说明:TorchText得到Pytorch的正式支持,因此越来越受欢迎。 它包含便利的数据处理实用程序,可在批量处理和准备它们之前将其输入到深度学习框架中。 我将TorchText大量用于加载训练,验证和测试数据集,以进行标记化,vocab构造和创建迭代器,这些稍后可被数据加载器使用。 它确实是一个方便的工具,可以用几行简单的代码为您处理所有繁重的工作。 您还可以轻松地为数据集轻松使用经过预训练的单词嵌入,例如Word2Vec或FastText。 通过查看我的使用Pytorch进行的BERT文本分类,可以了解我如何使用TorchText 。
(Transformers)
(Huggingface)
- Popularity: ⭐⭐⭐⭐⭐
- Official Website: https://huggingface.co/ 官方网站: https : //huggingface.co/
- Github: https://github.com/huggingface/transformers GitHub: https : //github.com/huggingface/transformers
- Explanation: This is the most popular library out there that implements a wide variety of transformers, from BERT and GPT-2 to BART and Reformer. I use it on a daily basis, and from my own experience, their code readability and documentation are crispy clear.
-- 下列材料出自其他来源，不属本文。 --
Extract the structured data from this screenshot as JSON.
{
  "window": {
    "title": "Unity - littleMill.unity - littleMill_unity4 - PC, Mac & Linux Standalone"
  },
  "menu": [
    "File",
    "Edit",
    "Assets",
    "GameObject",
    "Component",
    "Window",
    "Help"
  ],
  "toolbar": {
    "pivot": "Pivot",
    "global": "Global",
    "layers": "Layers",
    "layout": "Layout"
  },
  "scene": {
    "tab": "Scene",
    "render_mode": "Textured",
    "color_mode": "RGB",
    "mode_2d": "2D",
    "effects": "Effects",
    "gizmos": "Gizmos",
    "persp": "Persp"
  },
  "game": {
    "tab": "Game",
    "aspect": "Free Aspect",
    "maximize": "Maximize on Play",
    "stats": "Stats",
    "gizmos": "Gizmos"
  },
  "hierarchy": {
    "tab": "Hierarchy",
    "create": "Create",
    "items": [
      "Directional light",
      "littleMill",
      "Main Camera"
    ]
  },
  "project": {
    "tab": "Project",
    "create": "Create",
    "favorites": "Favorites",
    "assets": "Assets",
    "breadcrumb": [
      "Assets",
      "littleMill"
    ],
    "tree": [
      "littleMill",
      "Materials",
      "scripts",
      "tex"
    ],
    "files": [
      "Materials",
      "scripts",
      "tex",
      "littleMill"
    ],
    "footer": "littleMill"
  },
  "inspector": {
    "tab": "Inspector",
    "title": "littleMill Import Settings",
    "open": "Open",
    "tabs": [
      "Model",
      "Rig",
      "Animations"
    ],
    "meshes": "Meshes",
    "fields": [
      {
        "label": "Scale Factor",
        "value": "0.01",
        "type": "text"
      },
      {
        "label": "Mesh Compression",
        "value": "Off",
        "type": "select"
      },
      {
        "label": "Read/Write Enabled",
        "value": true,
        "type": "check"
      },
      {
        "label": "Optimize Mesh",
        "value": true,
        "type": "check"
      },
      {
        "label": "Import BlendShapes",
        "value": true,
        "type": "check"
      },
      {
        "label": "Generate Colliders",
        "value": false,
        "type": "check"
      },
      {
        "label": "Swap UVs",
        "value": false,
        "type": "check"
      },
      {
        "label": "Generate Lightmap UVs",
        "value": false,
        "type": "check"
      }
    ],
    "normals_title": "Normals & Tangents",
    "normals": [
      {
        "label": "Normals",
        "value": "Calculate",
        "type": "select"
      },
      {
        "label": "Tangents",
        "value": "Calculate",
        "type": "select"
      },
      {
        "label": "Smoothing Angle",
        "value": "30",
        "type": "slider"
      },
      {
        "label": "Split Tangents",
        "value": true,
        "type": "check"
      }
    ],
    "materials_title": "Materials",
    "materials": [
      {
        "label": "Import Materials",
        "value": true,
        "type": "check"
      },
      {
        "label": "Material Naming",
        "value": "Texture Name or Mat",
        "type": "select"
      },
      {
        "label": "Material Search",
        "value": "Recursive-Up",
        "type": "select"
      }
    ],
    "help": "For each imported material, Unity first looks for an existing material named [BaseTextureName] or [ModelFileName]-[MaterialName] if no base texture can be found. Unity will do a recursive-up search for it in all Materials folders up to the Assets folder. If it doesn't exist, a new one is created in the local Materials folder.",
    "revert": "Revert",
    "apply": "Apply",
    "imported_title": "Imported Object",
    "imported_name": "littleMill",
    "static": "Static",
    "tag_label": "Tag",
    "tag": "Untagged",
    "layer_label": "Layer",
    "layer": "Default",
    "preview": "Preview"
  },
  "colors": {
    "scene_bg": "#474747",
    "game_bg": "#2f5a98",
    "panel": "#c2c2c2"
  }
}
In their official github repo, they even organized their python scripts by different tasks, such as language modelling, text generation, question answering, multiple choice, etc. They have built-in scripts for running the baseline transformers for each of these tasks, so it’s really convenient to use them!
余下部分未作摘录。